Kroger plans to leave Harris Teeter intact

07/11/2013 12:35:00 PM
Pamela Riemenschneider

Kroger set its sights on the growing mid-Atlantic markets with the purchase of Matthews, N.C.-based Harris Teeter Supermarkets Inc.

The $2.5 billion deal, approved by the board of directors of both companies, awaits approval by regulatory agencies, and further solidifies the Cincinnati-based company’s position as the largest grocery retailer in the U.S.

Harris Teeter’s 212 stores give Kroger more than 2,600 locations in 34 states and the District of Columbia.

Harris Teeter reportedly had been shopping for a buyer since early this year. The deal includes the company’s distribution centers for grocery, frozen and perishables in Greensboro, N.C. and Indian Trail, N.C.

click image to zoomharris teeter produceAmber BrodaKroger officials said Harris Teeter's perishables departments, like this one from a store in Charlotte, N.C., were a major draw for the retailer. Following closing of the transaction, Harris Teeter will continue to operate as a subsidiary of The Kroger Co., led by the company’s management team, said Mike Schlotman, Kroger senior vice president and chief financial officer during an investor call held July 9. There are no plans to make changes to senior management, and Harris Teeter’s headquarters remains in Matthews.

“There are many things we think we can learn from Harris Teeter, especially in the fresh category,” Schlotman said. “The Harris and Teeter families founded those chains independently and that name resonates in the markets they’re in.”

Schlotman said Kroger has a history of acquiring regional chains while maintaining their strengths in the market, dating back to the company’s acquisition of Dillon’s in the 1980s.

James Tenser a Tuscon, Ariz.-based retail analyst with VSN Strategies agreed.

“Kroger, historically, has added other banners and done a pretty good job of not messing with them,” he said. “You can look at Fred Meyer, King Soopers and Ralphs for examples. They seem to understand the value of the brand equity. I think Kroger can help run Harris Teeter better.”

Harris Teeter’s stores typically run on the higher end of the Kroger spectrum, and Kroger plans to continue with this strategy, Schlotman said.

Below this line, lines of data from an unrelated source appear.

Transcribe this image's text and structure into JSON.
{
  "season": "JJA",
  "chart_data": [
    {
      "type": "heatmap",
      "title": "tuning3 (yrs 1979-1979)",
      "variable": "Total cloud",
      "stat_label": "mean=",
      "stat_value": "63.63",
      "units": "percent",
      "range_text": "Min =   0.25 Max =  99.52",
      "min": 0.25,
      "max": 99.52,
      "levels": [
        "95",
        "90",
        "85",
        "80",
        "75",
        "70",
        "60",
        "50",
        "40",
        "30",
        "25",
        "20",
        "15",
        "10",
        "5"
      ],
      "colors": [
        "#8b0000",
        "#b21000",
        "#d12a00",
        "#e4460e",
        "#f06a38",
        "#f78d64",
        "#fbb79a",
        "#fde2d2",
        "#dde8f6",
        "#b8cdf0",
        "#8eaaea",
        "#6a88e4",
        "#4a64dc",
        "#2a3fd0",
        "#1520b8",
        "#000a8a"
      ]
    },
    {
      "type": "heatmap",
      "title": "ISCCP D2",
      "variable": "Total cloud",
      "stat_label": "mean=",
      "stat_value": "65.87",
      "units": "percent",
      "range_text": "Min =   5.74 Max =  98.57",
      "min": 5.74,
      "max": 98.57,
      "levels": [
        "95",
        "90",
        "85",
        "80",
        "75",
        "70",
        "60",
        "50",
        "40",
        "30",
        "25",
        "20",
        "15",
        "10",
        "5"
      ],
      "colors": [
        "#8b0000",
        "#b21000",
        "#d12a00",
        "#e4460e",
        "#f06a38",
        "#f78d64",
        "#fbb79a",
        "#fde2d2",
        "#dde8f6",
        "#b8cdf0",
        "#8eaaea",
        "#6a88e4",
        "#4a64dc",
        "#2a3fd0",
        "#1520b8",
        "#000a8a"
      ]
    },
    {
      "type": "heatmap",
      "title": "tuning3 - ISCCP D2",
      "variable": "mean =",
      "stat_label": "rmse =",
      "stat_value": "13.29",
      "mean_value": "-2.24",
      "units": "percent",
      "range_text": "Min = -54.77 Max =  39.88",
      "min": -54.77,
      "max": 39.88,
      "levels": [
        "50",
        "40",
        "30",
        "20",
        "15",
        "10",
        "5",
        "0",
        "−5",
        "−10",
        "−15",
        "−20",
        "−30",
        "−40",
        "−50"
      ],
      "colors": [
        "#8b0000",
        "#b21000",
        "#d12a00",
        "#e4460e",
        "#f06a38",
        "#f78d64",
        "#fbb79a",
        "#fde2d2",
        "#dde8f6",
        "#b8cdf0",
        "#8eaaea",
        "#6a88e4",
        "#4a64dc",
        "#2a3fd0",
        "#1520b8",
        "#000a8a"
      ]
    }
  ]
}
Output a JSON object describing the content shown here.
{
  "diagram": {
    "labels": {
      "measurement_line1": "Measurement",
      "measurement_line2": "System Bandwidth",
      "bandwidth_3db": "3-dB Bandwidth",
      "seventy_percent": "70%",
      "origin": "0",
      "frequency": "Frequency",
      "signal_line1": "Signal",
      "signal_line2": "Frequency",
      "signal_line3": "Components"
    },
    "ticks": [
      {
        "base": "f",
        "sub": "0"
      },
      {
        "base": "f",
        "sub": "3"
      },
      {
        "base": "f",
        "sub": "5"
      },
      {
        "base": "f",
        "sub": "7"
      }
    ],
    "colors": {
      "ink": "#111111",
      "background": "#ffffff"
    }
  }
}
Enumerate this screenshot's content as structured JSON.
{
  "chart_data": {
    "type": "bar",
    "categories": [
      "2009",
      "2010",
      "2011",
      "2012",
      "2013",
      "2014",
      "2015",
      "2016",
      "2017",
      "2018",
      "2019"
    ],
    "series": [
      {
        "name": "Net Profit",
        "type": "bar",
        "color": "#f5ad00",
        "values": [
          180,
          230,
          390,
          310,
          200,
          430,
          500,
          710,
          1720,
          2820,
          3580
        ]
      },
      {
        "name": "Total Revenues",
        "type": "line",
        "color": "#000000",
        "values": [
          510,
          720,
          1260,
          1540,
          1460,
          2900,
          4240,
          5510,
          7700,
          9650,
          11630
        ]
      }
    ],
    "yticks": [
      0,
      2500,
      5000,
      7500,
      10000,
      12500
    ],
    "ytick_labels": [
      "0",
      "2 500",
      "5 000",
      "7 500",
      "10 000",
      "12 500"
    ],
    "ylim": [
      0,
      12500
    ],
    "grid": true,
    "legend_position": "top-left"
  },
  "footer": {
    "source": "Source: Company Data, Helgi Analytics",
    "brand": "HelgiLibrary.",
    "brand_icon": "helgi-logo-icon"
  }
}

“They’re priced a little higher than an average Kroger store, but it’s not something the type of customer they have will be turned off by,” Tenser said. “Their margin structure is different than ours. They actually have a bigger penetration in a lot of the fresh categories than we do and, and that’s one of the things we’re excited about that we can learn from them.”

After the announcement, vocal Harris Teeter customers turned to social media to express concern about changes to stores and the perceived loss of quality with the Kroger acquisition.

Tenser said this may be premature.

“I feel reasonably confident the last thing Kroger would do to a good operation is to try to drive it down to the level of a standard Kroger store,” he said. “This is a higher positioned company in terms of their retail operation. There are not a lot of examples of big retail companies with successful acquisitions and Kroger has been an exception.”

The acquisition also gives Kroger a stronger foothold in a vibrant North Carolina and mid-Atlantic market, Schlotman said, and there only a few markets where Kroger and Harris Teeter had overlapping market share, including Nashville, Raleigh-Durham, N.C., Hampton Roads, Va. and Charlottesville, Va.

Schlotman said Kroger plans to continue growing the Harris Teeter brand.

“They have a great pipeline of store projects in the works,” he said. “We’re excited about what they have in these great mid-Atlantic and Southeastern markets. If we were to do anything, we’d add more capital and make it a little faster.”